Mogła godzinami dyskutować o precedensach prawnych, czytać decyzje poszczególnych sądów, czy też recytować wszystkie niedawne zwiastuny końca świata, które świadczyły o tym, że Donald Trump nie jest dobrym prezydentem. Lubiła swoją pracę do tego stopnia, że nie tyle mieszała ją z życiem osobistym, ile całe jej życie osobiste stało na filarach prawniczego wykształcenia. Do niedawna działała jej ta nieciekawa tendecja na korzyść- mogła w skowronkach piąć się po szczeblach kariery, zostawiając przy tym za sobą trupy i zniszczenie (metofryczne, bo w pracy zawsze miała porządek), aczkowiek gdy narzeczony oznajmił jej, że ma dość, że czuje się niedoceniony i nie, nie ma ochoty dyskutować, a ważna umowa, nad którą siedziała pół roku(!), poszła w cholerę wraz z jej stanowiskiem, odkryła, że zmiany są nieuniknione. Została na lodzie. 

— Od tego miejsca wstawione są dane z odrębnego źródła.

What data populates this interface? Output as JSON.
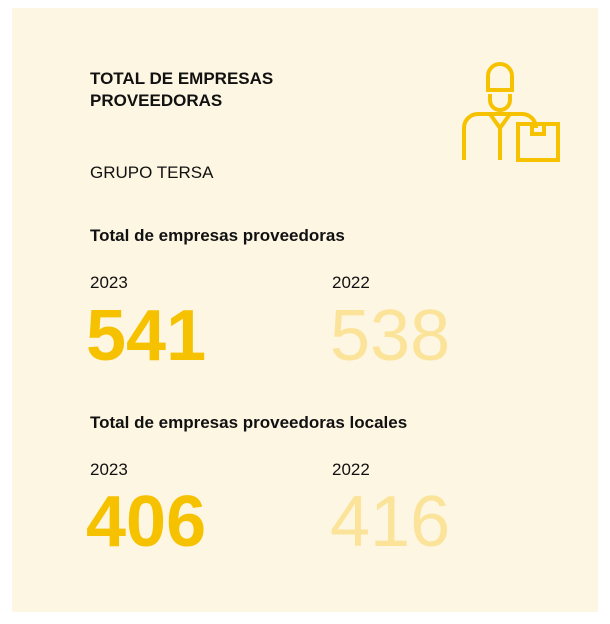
{
  "header": {
    "title": "TOTAL DE EMPRESAS PROVEEDORAS",
    "group": "GRUPO TERSA"
  },
  "sections": [
    {
      "heading": "Total de empresas proveedoras",
      "current": {
        "year": "2023",
        "value": "541"
      },
      "previous": {
        "year": "2022",
        "value": "538"
      }
    },
    {
      "heading": "Total de empresas proveedoras locales",
      "current": {
        "year": "2023",
        "value": "406"
      },
      "previous": {
        "year": "2022",
        "value": "416"
      }
    }
  ]
}
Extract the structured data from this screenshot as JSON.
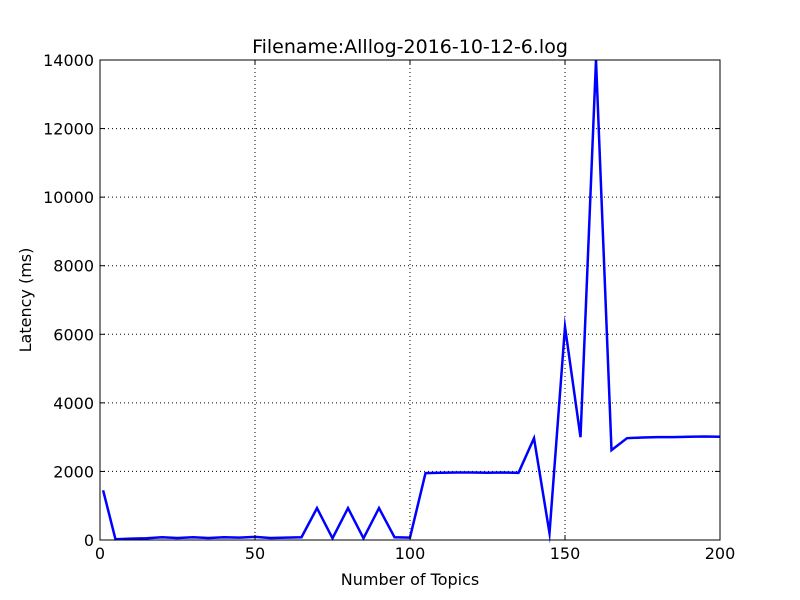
{
  "chart_data": {
    "type": "line",
    "title": "Filename:Alllog-2016-10-12-6.log",
    "xlabel": "Number of Topics",
    "ylabel": "Latency (ms)",
    "xlim": [
      0,
      200
    ],
    "ylim": [
      0,
      14000
    ],
    "xticks": [
      0,
      50,
      100,
      150,
      200
    ],
    "yticks": [
      0,
      2000,
      4000,
      6000,
      8000,
      10000,
      12000,
      14000
    ],
    "grid": true,
    "legend": "none",
    "series": [
      {
        "color": "#0000ff",
        "x": [
          1,
          5,
          10,
          15,
          20,
          25,
          30,
          35,
          40,
          45,
          50,
          55,
          60,
          65,
          70,
          75,
          80,
          85,
          90,
          95,
          100,
          105,
          110,
          115,
          120,
          125,
          130,
          135,
          140,
          145,
          150,
          155,
          160,
          165,
          170,
          175,
          180,
          185,
          190,
          195,
          200
        ],
        "y": [
          1450,
          20,
          40,
          50,
          80,
          60,
          80,
          60,
          80,
          70,
          90,
          60,
          70,
          80,
          930,
          50,
          930,
          50,
          930,
          80,
          70,
          1950,
          1960,
          1970,
          1970,
          1960,
          1970,
          1960,
          2970,
          200,
          6220,
          3000,
          14000,
          2620,
          2970,
          2990,
          3000,
          3000,
          3010,
          3020,
          3010
        ]
      }
    ]
  }
}
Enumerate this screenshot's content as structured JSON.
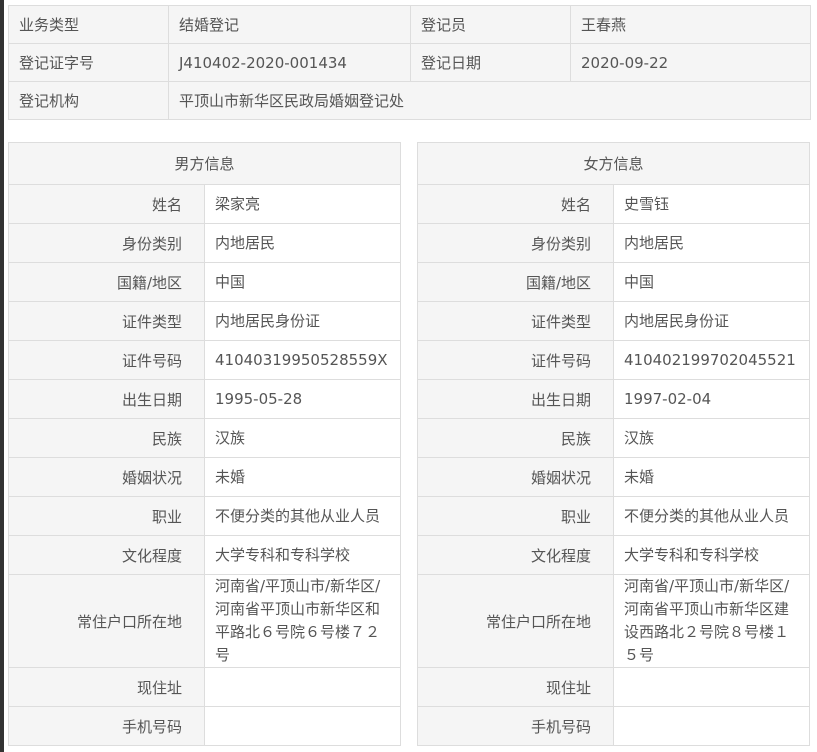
{
  "top": {
    "rows": [
      [
        {
          "label": "业务类型",
          "value": "结婚登记"
        },
        {
          "label": "登记员",
          "value": "王春燕"
        }
      ],
      [
        {
          "label": "登记证字号",
          "value": "J410402-2020-001434"
        },
        {
          "label": "登记日期",
          "value": "2020-09-22"
        }
      ]
    ],
    "org_label": "登记机构",
    "org_value": "平顶山市新华区民政局婚姻登记处"
  },
  "male": {
    "title": "男方信息",
    "fields": [
      {
        "label": "姓名",
        "value": "梁家亮"
      },
      {
        "label": "身份类别",
        "value": "内地居民"
      },
      {
        "label": "国籍/地区",
        "value": "中国"
      },
      {
        "label": "证件类型",
        "value": "内地居民身份证"
      },
      {
        "label": "证件号码",
        "value": "41040319950528559X"
      },
      {
        "label": "出生日期",
        "value": "1995-05-28"
      },
      {
        "label": "民族",
        "value": "汉族"
      },
      {
        "label": "婚姻状况",
        "value": "未婚"
      },
      {
        "label": "职业",
        "value": "不便分类的其他从业人员"
      },
      {
        "label": "文化程度",
        "value": "大学专科和专科学校"
      },
      {
        "label": "常住户口所在地",
        "value": "河南省/平顶山市/新华区/河南省平顶山市新华区和平路北６号院６号楼７２号"
      },
      {
        "label": "现住址",
        "value": ""
      },
      {
        "label": "手机号码",
        "value": ""
      }
    ]
  },
  "female": {
    "title": "女方信息",
    "fields": [
      {
        "label": "姓名",
        "value": "史雪钰"
      },
      {
        "label": "身份类别",
        "value": "内地居民"
      },
      {
        "label": "国籍/地区",
        "value": "中国"
      },
      {
        "label": "证件类型",
        "value": "内地居民身份证"
      },
      {
        "label": "证件号码",
        "value": "410402199702045521"
      },
      {
        "label": "出生日期",
        "value": "1997-02-04"
      },
      {
        "label": "民族",
        "value": "汉族"
      },
      {
        "label": "婚姻状况",
        "value": "未婚"
      },
      {
        "label": "职业",
        "value": "不便分类的其他从业人员"
      },
      {
        "label": "文化程度",
        "value": "大学专科和专科学校"
      },
      {
        "label": "常住户口所在地",
        "value": "河南省/平顶山市/新华区/河南省平顶山市新华区建设西路北２号院８号楼１５号"
      },
      {
        "label": "现住址",
        "value": ""
      },
      {
        "label": "手机号码",
        "value": ""
      }
    ]
  }
}
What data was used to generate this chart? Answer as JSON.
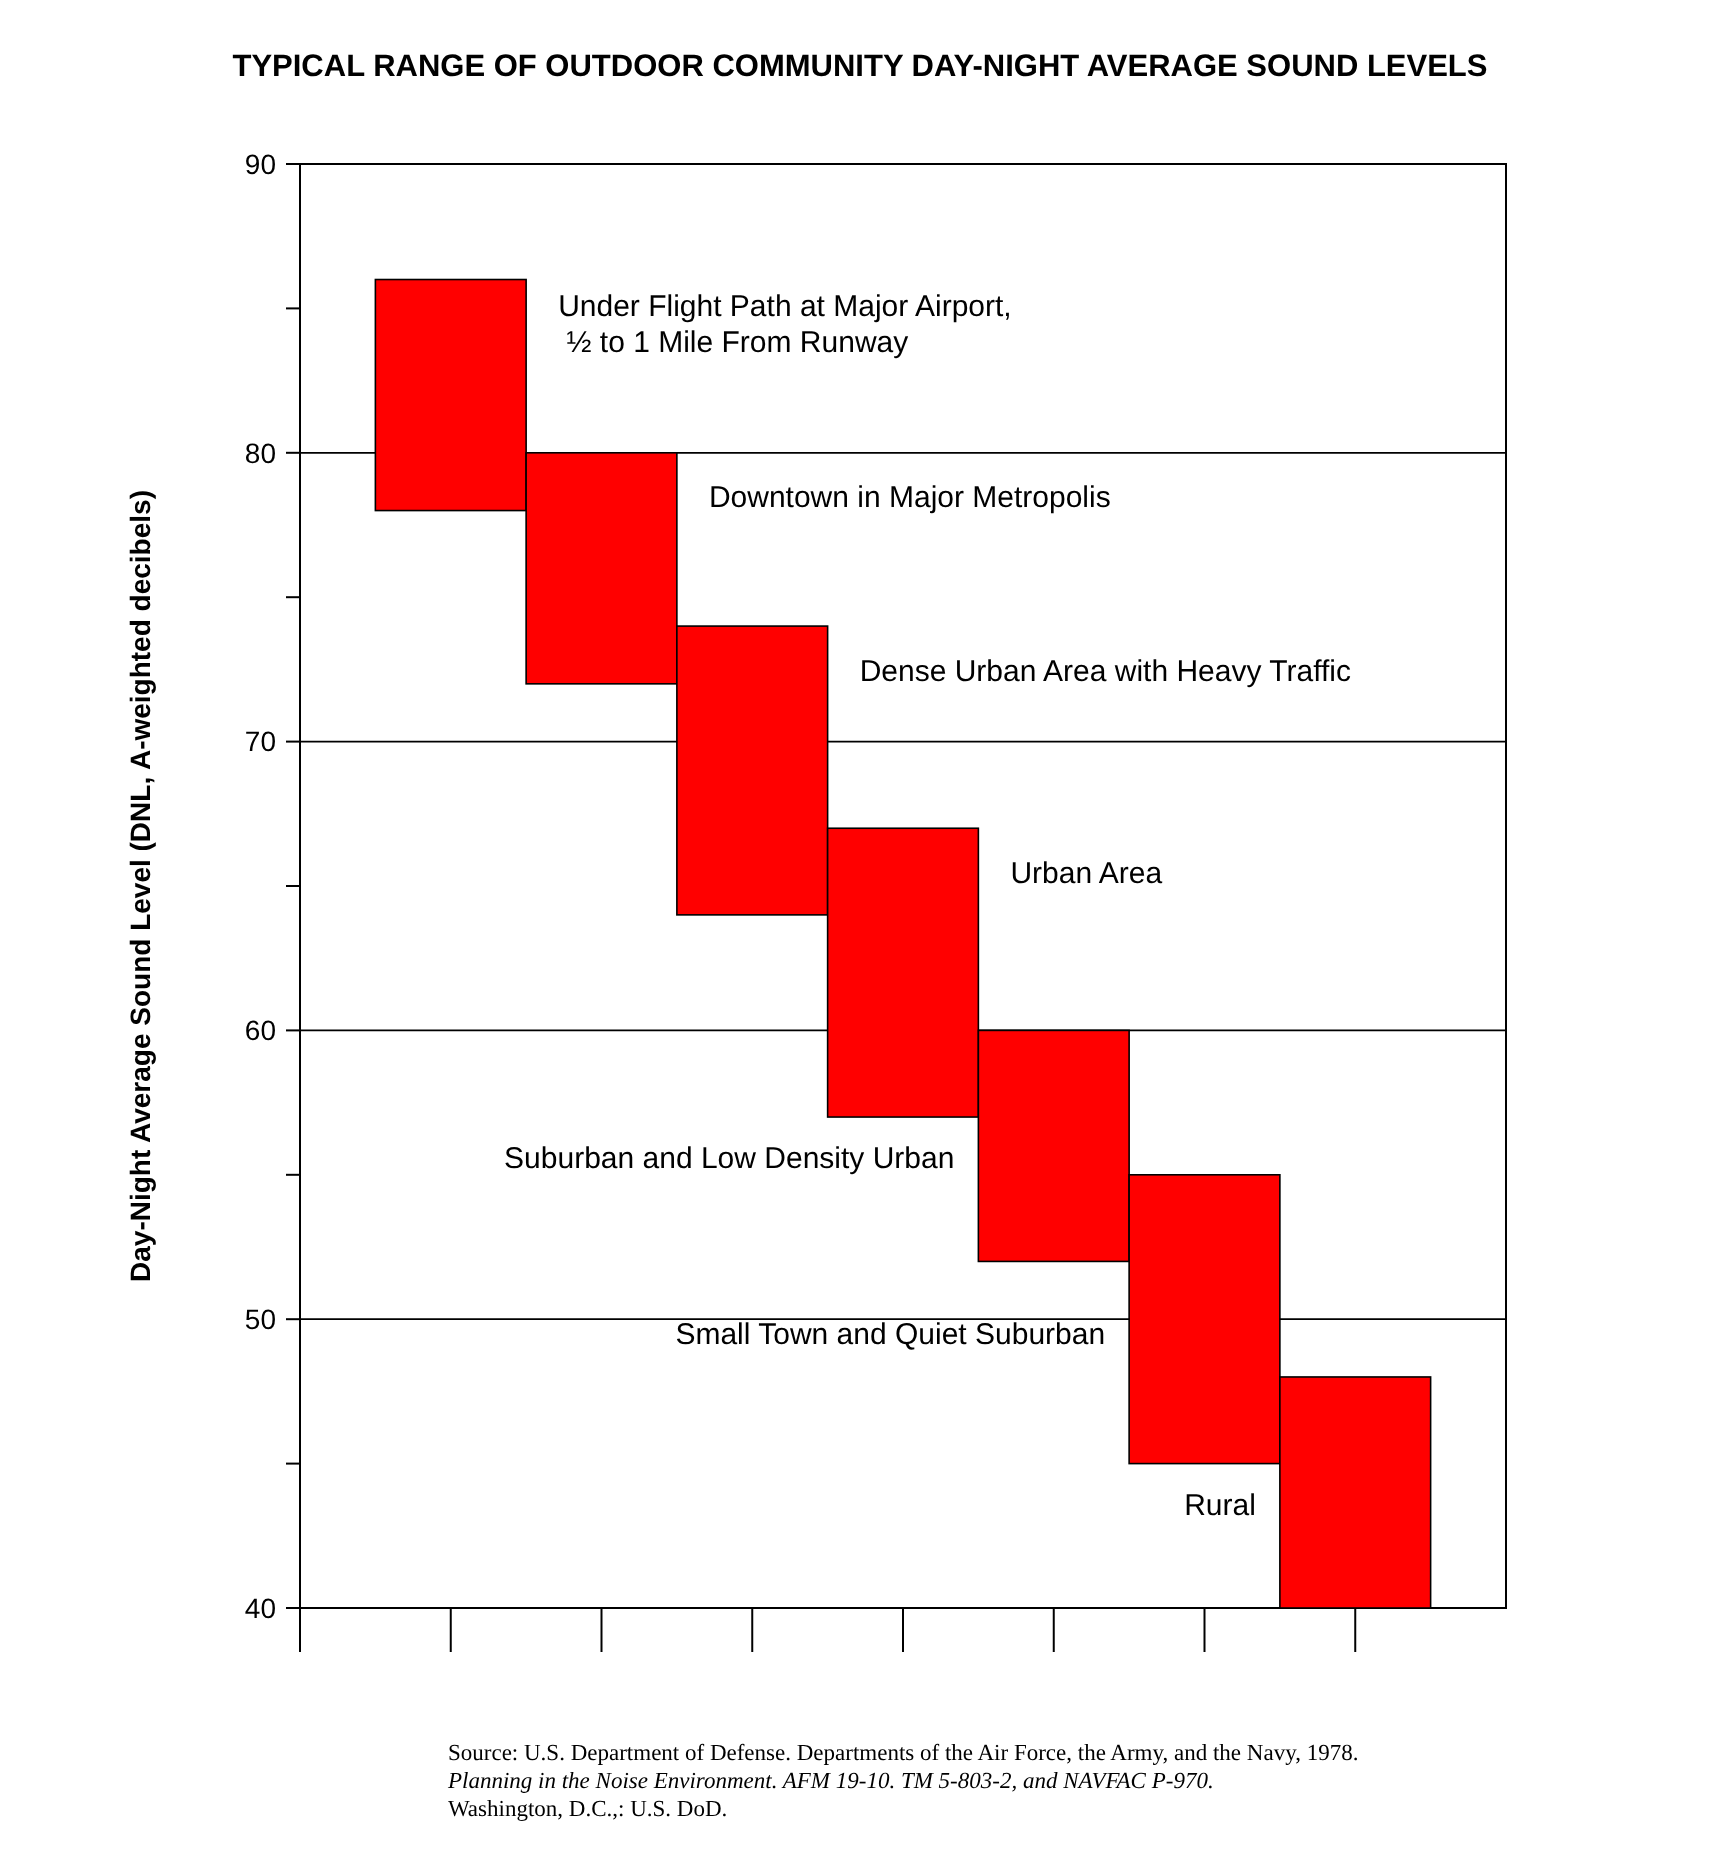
{
  "chart_data": {
    "type": "bar",
    "title": "TYPICAL RANGE OF OUTDOOR COMMUNITY DAY-NIGHT AVERAGE SOUND LEVELS",
    "ylabel": "Day-Night Average Sound Level (DNL, A-weighted decibels)",
    "categories": [
      null,
      null,
      null,
      null,
      null,
      null,
      null
    ],
    "base": [
      78,
      72,
      64,
      57,
      52,
      45,
      40
    ],
    "values": [
      8,
      8,
      10,
      10,
      8,
      10,
      8
    ],
    "color": "#ff0000",
    "ylim": [
      40,
      90
    ],
    "yticks": [
      40,
      {
        "value": 45,
        "label": null
      },
      50,
      {
        "value": 55,
        "label": null
      },
      60,
      {
        "value": 65,
        "label": null
      },
      70,
      {
        "value": 75,
        "label": null
      },
      80,
      {
        "value": 85,
        "label": null
      },
      90
    ],
    "grid": "y",
    "annotations": [
      "Under Flight Path at Major Airport,\n ½ to 1 Mile From Runway",
      "Downtown in Major Metropolis",
      "Dense Urban Area with Heavy Traffic",
      "Urban Area",
      "Suburban and Low Density Urban",
      "Small Town and Quiet Suburban",
      "Rural",
      "Source: U.S. Department of Defense.  Departments of the Air Force, the Army, and the Navy, 1978.",
      "Planning in the Noise Environment.  AFM 19-10.  TM 5-803-2, and NAVFAC P-970.",
      "Washington, D.C.,: U.S. DoD."
    ]
  }
}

Dostała list i okazało się, że czeka na nią miejsce w kancelarii i dom w... Bondbell? Abellbell? Tinkerbell? W Alabamie. Nie wiedziała nic, a nic o życiu w Alabamie, ale do wyjazdu wystarczyła jej znajomość Nowego Jorku. Niezależnie od tego jak bardzo go kochała (stolicę stanu, nie narzeczonego) nie było szans, że ktoś ją zatrudni po ostatnim fiasku. Ponoć była za ostra, zbyt bezpośrednia, nie miała wystarczająco empatii, żeby pracować z ludźmi. Alabama była okazją nie do odrzucenia. Nawet nie powiedziała tacie, że się wyprowadza, z mamą nigdy nie miała kontaktu, to jest, do teraz, gdy jakaś ciocia ze strony rodzicielki postanowiła zostawić jej majątek. Niech żyje rodzina.

4 komentarze:

  1.     Dzień go nie oszczędza. Po parogodzinnej przeprawie na budowie mięśnie pieką boleśnie żywym ogniem, a świeżo nabyta na przedramieniu rana tylko zaognia ten nieszczęsny stan. Szrama, choć płytka, przechodzi podwójnie od zgięcia łokcia niemal po nadgarstek – wszystko to za sprawą nieuważnie podtrzymanej palety z deskami. Jak się okazuje nie tylko ostre narzędzia potrafią zrobić krzywdę ludziom, przy odrobinie szczęścia wystarczy chropowata nawierzchnia i parę gwoździ. Wieczorem marzy już tylko o tym, by odpocząć, prysznic jest więc odpowiednią rekompensatą za poniesiony wysiłek.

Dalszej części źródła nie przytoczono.